Ich würde es über eine zusätzliche Klasse `Feld` lösen, die du statt int nutzt - intern speichert Feld dann den Zustand mit einem int.


----------



## kodela (13. Aug 2017)

mrBrown hat gesagt.:


> Ich würde es über eine zusätzliche Klasse `Feld` lösen, die du statt int nutzt - intern speichert Feld dann den Zustand mit einem int.

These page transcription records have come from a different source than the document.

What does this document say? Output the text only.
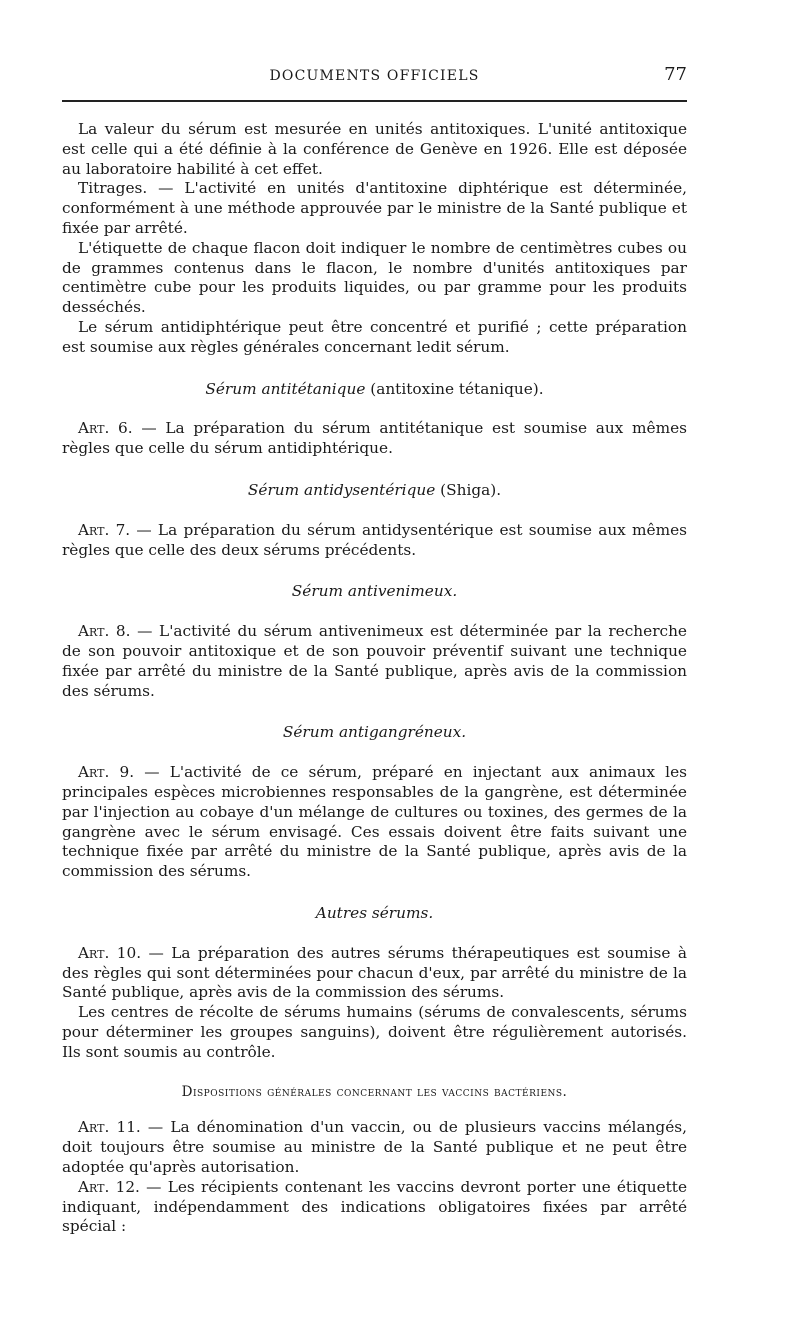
DOCUMENTS OFFICIELS	77

La valeur du sérum est mesurée en unités antitoxiques. L'unité antitoxique est celle qui a été définie à la conférence de Genève en 1926. Elle est déposée au laboratoire habilité à cet effet.

Titrages. — L'activité en unités d'antitoxine diphtérique est déterminée, conformément à une méthode approuvée par le ministre de la Santé publique et fixée par arrêté.

L'étiquette de chaque flacon doit indiquer le nombre de centimètres cubes ou de grammes contenus dans le flacon, le nombre d'unités antitoxiques par centimètre cube pour les produits liquides, ou par gramme pour les produits desséchés.

Le sérum antidiphtérique peut être concentré et purifié ; cette préparation est soumise aux règles générales concernant ledit sérum.

Sérum antitétanique (antitoxine tétanique).

Art. 6. — La préparation du sérum antitétanique est soumise aux mêmes règles que celle du sérum antidiphtérique.

Sérum antidysentérique (Shiga).

Art. 7. — La préparation du sérum antidysentérique est soumise aux mêmes règles que celle des deux sérums précédents.

Sérum antivenimeux.

Art. 8. — L'activité du sérum antivenimeux est déterminée par la recherche de son pouvoir antitoxique et de son pouvoir préventif suivant une technique fixée par arrêté du ministre de la Santé publique, après avis de la commission des sérums.

Sérum antigangréneux.

Art. 9. — L'activité de ce sérum, préparé en injectant aux animaux les principales espèces microbiennes responsables de la gangrène, est déterminée par l'injection au cobaye d'un mélange de cultures ou toxines, des germes de la gangrène avec le sérum envisagé. Ces essais doivent être faits suivant une technique fixée par arrêté du ministre de la Santé publique, après avis de la commission des sérums.

Autres sérums.

Art. 10. — La préparation des autres sérums thérapeutiques est soumise à des règles qui sont déterminées pour chacun d'eux, par arrêté du ministre de la Santé publique, après avis de la commission des sérums.

Les centres de récolte de sérums humains (sérums de convalescents, sérums pour déterminer les groupes sanguins), doivent être régulièrement autorisés. Ils sont soumis au contrôle.

Dispositions générales concernant les vaccins bactériens.

Art. 11. — La dénomination d'un vaccin, ou de plusieurs vaccins mélangés, doit toujours être soumise au ministre de la Santé publique et ne peut être adoptée qu'après autorisation.

Art. 12. — Les récipients contenant les vaccins devront porter une étiquette indiquant, indépendamment des indications obligatoires fixées par arrêté spécial :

Wie ist das gemeint, eine Klasse nur mit einem int für das Str8ts-Feld oder für eine Zelle in diesem Feld?


----------



## mrBrown (13. Aug 2017)

Für eine Zelle


----------



## kodela (13. Aug 2017)

Nein das funktioniert über eine zusätzliche Klasse bei mir nicht, hätte allerdings den Vorteil, dass man zusätzlich noch irgend welche Eigenschaften, z.B. enthält Vorgabewert, ist gelöst, mit verwalten könnte. Aber eine Referenz auf die Zelle im Str8ts-Feld (Array) bekomme ich über die zusätzliche Klasse ZELLE (so habe ich sie benannt) nicht.


----------



## mrBrown (13. Aug 2017)

Warum sollte das nicht funktionieren?


----------



## kodela (13. Aug 2017)

mrBrown hat gesagt.:


> Warum sollte das nicht funktionieren?


Wenn ich das wüsste! Ich kann nur sagen, auch wenn ich an Stelle eines "normalen" Integerwertes eine eigene Klasse mit einem Integerwert für den Inhalt einer Zelle (bitcodiert mit Vorgabewert, Lösungswert, möglichen Lösungswerten vom Programm verwaltet, mögliche Lösungswerte von User gesetzt, Sperrzelle mit und ohne Sperrwert und farbliche Markierung durch den User) verwende, wird über diese die vermeintlich referenzierte Zelle im Str8ts-Feld (zweidimensionales int-Array) nicht verändert.

Derzeit verwende ich ein eindimensionales Array der Klasse ZELLPOS. Damit kann ich auf die Quelldaten zugreifen und sie auch ändern.


----------



## mrBrown (13. Aug 2017)

kodela hat gesagt.:


> Wenn ich das wüsste! Ich kann nur sagen, auch wenn ich an Stelle eines "normalen" Integerwertes eine eigene Klasse mit einem Integerwert für den Inhalt einer Zelle (bitcodiert mit Vorgabewert, Lösungswert, möglichen Lösungswerten vom Programm verwaltet, mögliche Lösungswerte von User gesetzt, Sperrzelle mit und ohne Sperrwert und farbliche Markierung durch den User) verwende, wird über diese die vermeintlich referenzierte Zelle im Str8ts-Feld (zweidimensionales int-Array) nicht verändert.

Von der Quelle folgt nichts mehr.